Isoflavones, organic compounds rich in soybeans and other related products, have been studied extensively in adults. This research linked soy foods to enhanced memory function.

However, it remained unclear whether the cognitive benefits of soy foods extended to the younger population.

“Soy foods are often not a regular part of children’s diets in the United States,” said Ajla Bristina, a neuroscience doctoral student at the University of Illinois Urbana-Champaign.

“Our study adds evidence of the importance of nutrients found in soy foods for childhood cognition.”

The in-depth analysis illuminated the significant role of nutrients in soy foods and their direct impact on childhood cognition.

Cognitive effects of soy foods in children

For the investigation, the research team analyzed cross-sectional data from 128 children between the ages of 7 and 13.

The researchers closely examined the average nutritional intake from the children’s dietary journals, considering the consumption of macronutrients, micronutrients, vitamins, and isoflavones.

“Soy consumption for individual participants ranged from 0 to 35 mg/day. To put this into perspective, an 8 fl. oz serving of soy milk provides about 28 mg of isoflavones, a serving of tofu provides about 35 mg and half a cup of steamed edamame provides about 18 mg of isoflavones,” said Bristina.

A blend of carefully constructed pencil and paper tests, adapted per grade level, measured children’s general intellectual prowess.

Cutting-edge technology and methods, such as the computerized flanker task and electroencephalographic (EEG) assessments, were used to evaluate attention skills.
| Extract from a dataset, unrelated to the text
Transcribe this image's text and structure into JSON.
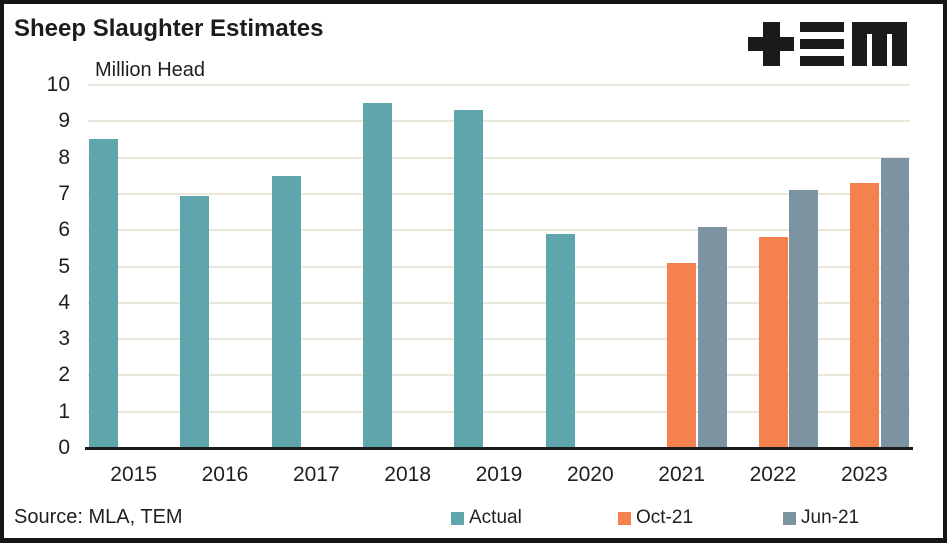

Brain activity was simultaneously recorded to examine information processing speed.

This marked the first time an investigation combined soy isoflavones and EEG measures to explore cognitive functioning.

“No other studies have examined the association between soy isoflavones and attentional abilities using EEG or similar measures to record electrical activity generated by the brain,” said Bristina.

Impact of isoflavones

The results were intriguing. The analysis revealed a strong correlation between higher intake of soy-based foods and improved attentional capabilities.
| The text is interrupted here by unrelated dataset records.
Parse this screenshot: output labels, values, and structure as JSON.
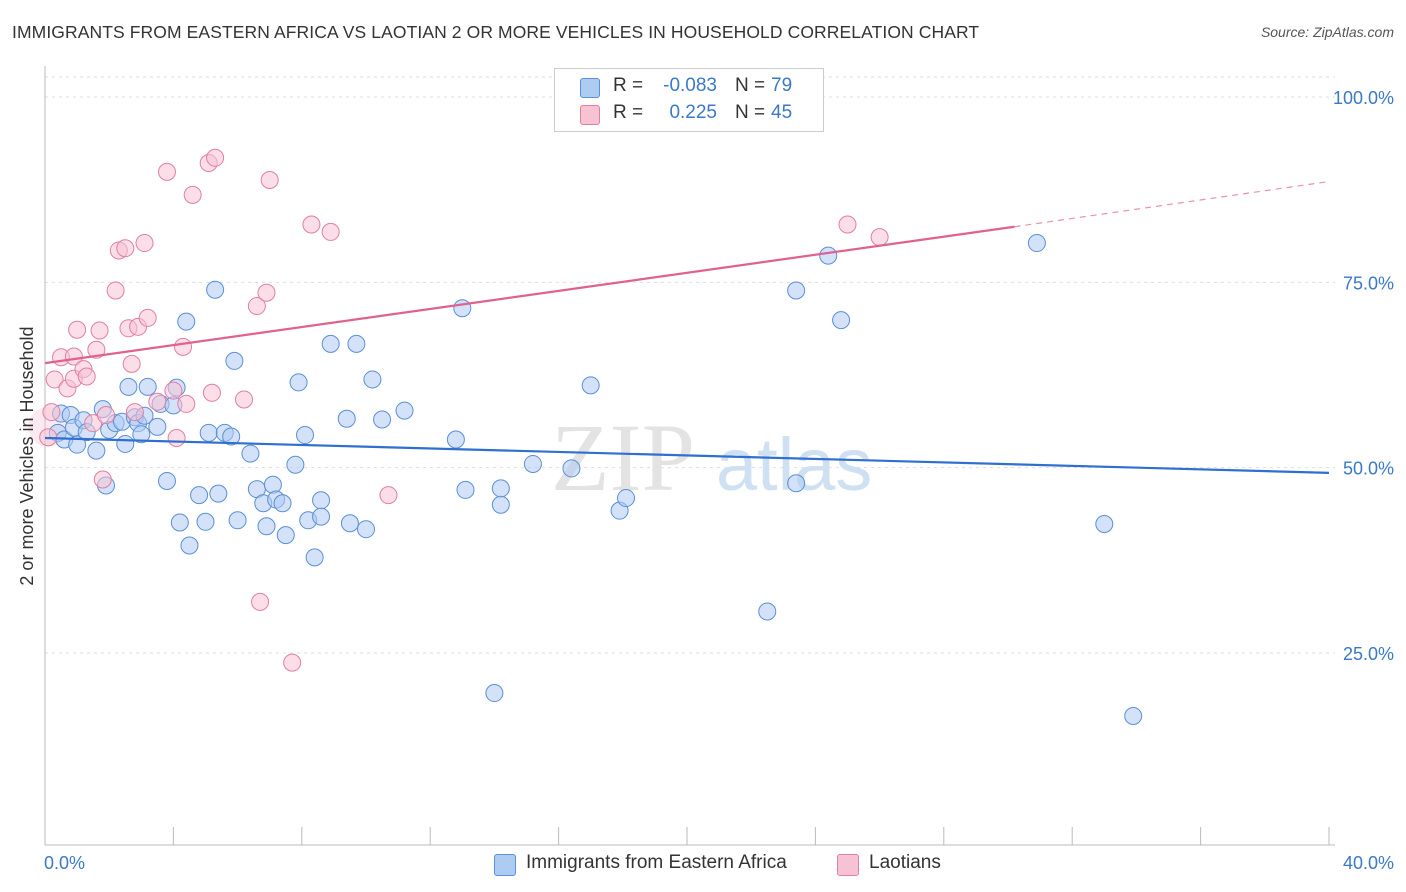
{
  "title": "IMMIGRANTS FROM EASTERN AFRICA VS LAOTIAN 2 OR MORE VEHICLES IN HOUSEHOLD CORRELATION CHART",
  "source": "Source: ZipAtlas.com",
  "watermark": {
    "zip": "ZIP",
    "atlas": "atlas"
  },
  "legend": {
    "rows": [
      {
        "r_label": "R =",
        "r_value": "-0.083",
        "n_label": "N =",
        "n_value": "79",
        "color": "#aecbf2",
        "border": "#5b8fd6"
      },
      {
        "r_label": "R =",
        "r_value": "0.225",
        "n_label": "N =",
        "n_value": "45",
        "color": "#f7c3d3",
        "border": "#e17fa0"
      }
    ]
  },
  "bottom_legend": [
    {
      "label": "Immigrants from Eastern Africa",
      "color": "#aecbf2",
      "border": "#5b8fd6"
    },
    {
      "label": "Laotians",
      "color": "#f7c3d3",
      "border": "#e17fa0"
    }
  ],
  "chart_data": {
    "type": "scatter",
    "xlabel": "",
    "ylabel": "2 or more Vehicles in Household",
    "xlim": [
      0,
      40
    ],
    "ylim": [
      0,
      105
    ],
    "x_tick_labels": {
      "min": "0.0%",
      "max": "40.0%"
    },
    "y_ticks": [
      {
        "value": 100,
        "label": "100.0%"
      },
      {
        "value": 75,
        "label": "75.0%"
      },
      {
        "value": 50,
        "label": "50.0%"
      },
      {
        "value": 25,
        "label": "25.0%"
      }
    ],
    "grid": true,
    "series": [
      {
        "name": "Immigrants from Eastern Africa",
        "color": "#5b8fd6",
        "fill": "rgba(174,203,242,0.55)",
        "trend": {
          "x0": 0,
          "y0": 54.0,
          "x1": 40,
          "y1": 49.3,
          "color": "#2e6fd0"
        },
        "points": [
          [
            0.4,
            54.7
          ],
          [
            0.5,
            57.3
          ],
          [
            0.6,
            53.8
          ],
          [
            0.8,
            57.1
          ],
          [
            0.9,
            55.4
          ],
          [
            1.0,
            53.1
          ],
          [
            1.2,
            56.4
          ],
          [
            1.3,
            54.8
          ],
          [
            1.6,
            52.3
          ],
          [
            1.8,
            57.9
          ],
          [
            1.9,
            47.6
          ],
          [
            2.0,
            55.1
          ],
          [
            2.2,
            56.0
          ],
          [
            2.4,
            56.2
          ],
          [
            2.5,
            53.2
          ],
          [
            2.6,
            60.9
          ],
          [
            2.8,
            56.8
          ],
          [
            2.9,
            56.0
          ],
          [
            3.0,
            54.5
          ],
          [
            3.1,
            57.0
          ],
          [
            3.2,
            60.9
          ],
          [
            3.5,
            55.5
          ],
          [
            3.6,
            58.6
          ],
          [
            3.8,
            48.2
          ],
          [
            4.0,
            58.4
          ],
          [
            4.1,
            60.8
          ],
          [
            4.2,
            42.6
          ],
          [
            4.4,
            69.7
          ],
          [
            4.5,
            39.5
          ],
          [
            4.8,
            46.3
          ],
          [
            5.0,
            42.7
          ],
          [
            5.1,
            54.7
          ],
          [
            5.3,
            74.0
          ],
          [
            5.4,
            46.5
          ],
          [
            5.6,
            54.7
          ],
          [
            5.8,
            54.2
          ],
          [
            5.9,
            64.4
          ],
          [
            6.0,
            42.9
          ],
          [
            6.4,
            51.9
          ],
          [
            6.6,
            47.1
          ],
          [
            6.8,
            45.2
          ],
          [
            6.9,
            42.1
          ],
          [
            7.1,
            47.7
          ],
          [
            7.2,
            45.7
          ],
          [
            7.4,
            45.2
          ],
          [
            7.5,
            40.9
          ],
          [
            7.8,
            50.4
          ],
          [
            7.9,
            61.5
          ],
          [
            8.1,
            54.4
          ],
          [
            8.2,
            42.9
          ],
          [
            8.4,
            37.9
          ],
          [
            8.6,
            45.6
          ],
          [
            8.6,
            43.4
          ],
          [
            8.9,
            66.7
          ],
          [
            9.4,
            56.6
          ],
          [
            9.5,
            42.5
          ],
          [
            9.7,
            66.7
          ],
          [
            10.0,
            41.7
          ],
          [
            10.2,
            61.9
          ],
          [
            10.5,
            56.5
          ],
          [
            11.2,
            57.7
          ],
          [
            12.8,
            53.8
          ],
          [
            13.0,
            71.5
          ],
          [
            13.1,
            47.0
          ],
          [
            14.0,
            19.6
          ],
          [
            14.2,
            45.0
          ],
          [
            14.2,
            47.2
          ],
          [
            15.2,
            50.5
          ],
          [
            16.4,
            49.9
          ],
          [
            17.0,
            61.1
          ],
          [
            17.9,
            44.2
          ],
          [
            18.1,
            45.9
          ],
          [
            22.5,
            30.6
          ],
          [
            23.4,
            47.9
          ],
          [
            23.4,
            73.9
          ],
          [
            24.4,
            78.6
          ],
          [
            24.8,
            69.9
          ],
          [
            30.9,
            80.3
          ],
          [
            33.0,
            42.4
          ],
          [
            33.9,
            16.5
          ]
        ]
      },
      {
        "name": "Laotians",
        "color": "#e17fa0",
        "fill": "rgba(247,195,211,0.55)",
        "trend": {
          "x0": 0,
          "y0": 64.1,
          "x1": 30.2,
          "y1": 82.5,
          "color": "#e0628c",
          "dash_x1": 40,
          "dash_y1": 88.6
        },
        "points": [
          [
            0.1,
            54.1
          ],
          [
            0.3,
            61.9
          ],
          [
            0.5,
            64.9
          ],
          [
            0.7,
            60.7
          ],
          [
            0.9,
            62.0
          ],
          [
            0.9,
            65.0
          ],
          [
            1.0,
            68.6
          ],
          [
            1.2,
            63.3
          ],
          [
            1.3,
            62.3
          ],
          [
            1.5,
            56.0
          ],
          [
            1.6,
            65.9
          ],
          [
            1.7,
            68.5
          ],
          [
            1.8,
            48.4
          ],
          [
            1.9,
            57.1
          ],
          [
            2.2,
            73.9
          ],
          [
            2.3,
            79.3
          ],
          [
            2.5,
            79.6
          ],
          [
            2.6,
            68.8
          ],
          [
            2.7,
            64.0
          ],
          [
            2.8,
            57.5
          ],
          [
            2.9,
            69.0
          ],
          [
            3.1,
            80.3
          ],
          [
            3.2,
            70.2
          ],
          [
            3.5,
            58.9
          ],
          [
            3.8,
            89.9
          ],
          [
            4.0,
            60.4
          ],
          [
            4.1,
            54.0
          ],
          [
            4.3,
            66.3
          ],
          [
            4.4,
            58.6
          ],
          [
            4.6,
            86.8
          ],
          [
            5.1,
            91.1
          ],
          [
            5.2,
            60.1
          ],
          [
            5.3,
            91.8
          ],
          [
            6.2,
            59.2
          ],
          [
            6.6,
            71.8
          ],
          [
            6.7,
            31.9
          ],
          [
            6.9,
            73.6
          ],
          [
            7.0,
            88.8
          ],
          [
            7.7,
            23.7
          ],
          [
            8.3,
            82.8
          ],
          [
            8.9,
            81.8
          ],
          [
            10.7,
            46.3
          ],
          [
            25.0,
            82.8
          ],
          [
            26.0,
            81.1
          ],
          [
            0.2,
            57.5
          ]
        ]
      }
    ]
  }
}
Children who consumed more isoflavones performed better on cognitive tasks and showed quicker information processing compared to their lower intake counterparts.
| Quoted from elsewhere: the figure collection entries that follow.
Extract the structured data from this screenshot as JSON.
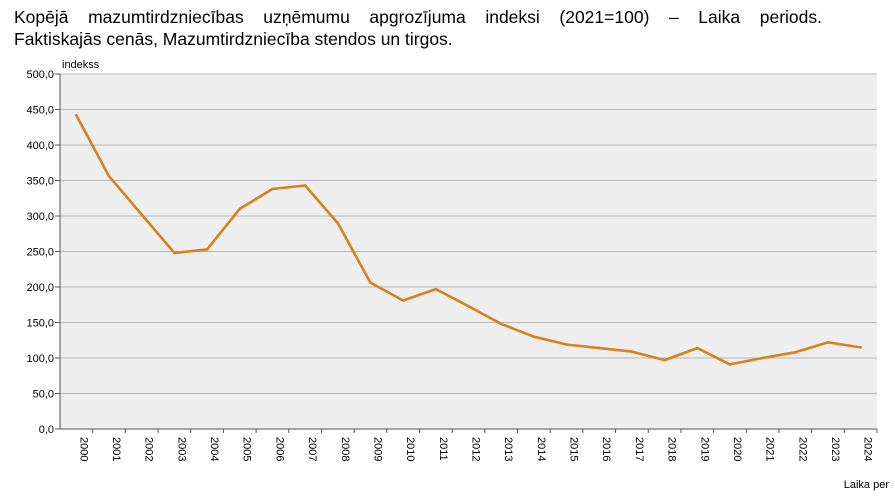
{
  "title": {
    "line1": "Kopējā mazumtirdzniecības uzņēmumu apgrozījuma indeksi (2021=100) – Laika periods.",
    "line2": "Faktiskajās cenās, Mazumtirdzniecība stendos un tirgos."
  },
  "chart_data": {
    "type": "line",
    "ylabel": "indekss",
    "xlabel": "Laika per",
    "ylim": [
      0,
      500
    ],
    "y_ticks": [
      "0,0",
      "50,0",
      "100,0",
      "150,0",
      "200,0",
      "250,0",
      "300,0",
      "350,0",
      "400,0",
      "450,0",
      "500,0"
    ],
    "categories": [
      "2000",
      "2001",
      "2002",
      "2003",
      "2004",
      "2005",
      "2006",
      "2007",
      "2008",
      "2009",
      "2010",
      "2011",
      "2012",
      "2013",
      "2014",
      "2015",
      "2016",
      "2017",
      "2018",
      "2019",
      "2020",
      "2021",
      "2022",
      "2023",
      "2024"
    ],
    "series": [
      {
        "values": [
          442,
          356,
          302,
          248,
          253,
          310,
          338,
          343,
          290,
          206,
          181,
          197,
          173,
          148,
          130,
          119,
          114,
          109,
          97,
          114,
          91,
          100,
          108,
          122,
          115
        ],
        "color": "#d4821e"
      }
    ],
    "grid": true,
    "plot_background": "#eeeeee"
  }
}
“The children in our study consumed an average of 1.33 mg of isoflavones per day, which while relatively low, aligns with previously reported values for the United States,” said Bristina.

“Overall, the analysis revealed that the children in the study tended to consume low amounts of isoflavone-containing soy foods.”

“However, those who did consume more soy foods showed faster responses during the attentional tasks and exhibited faster processing speed. No association was observed between soy isoflavone intake and general intellectual ability.”

Soy foods to the rescue

Soy-rich foods, such as tofu, tempeh, or soy-based nuggets, are a beneficial addition to children’s diets.

Not only are these foods easily accessible and flexible to be incorporated into various meals, but they also play a crucial role in fortifying cognitive capacities in children.

Bristina noted that snacks like roasted edamame, soy nuts, or soy milk are a good way to incorporate more soy into the diet.

Further research is needed

Despite the promising results, the research serves merely as a stepping stone. Future experimental studies are crucial to establish the exact quantity of isoflavone intake required to boost cognitive response times and to understand the implications of soy foods on different cognitive abilities.

“Correlational studies like this are only the first step,” said Bristina. “To better understand the effects of eating soy foods on children’s cognitive abilities and the precise amount of isoflavone intake necessary to elicit faster response times will require intervention approaches.”

To dive deeper, the research team has initiated a clinical trial to explore the effects of soy foods on children’s thinking abilities, metabolism, sex hormones, and gut health.

The research was presented at the NUTRITION 2024 conference.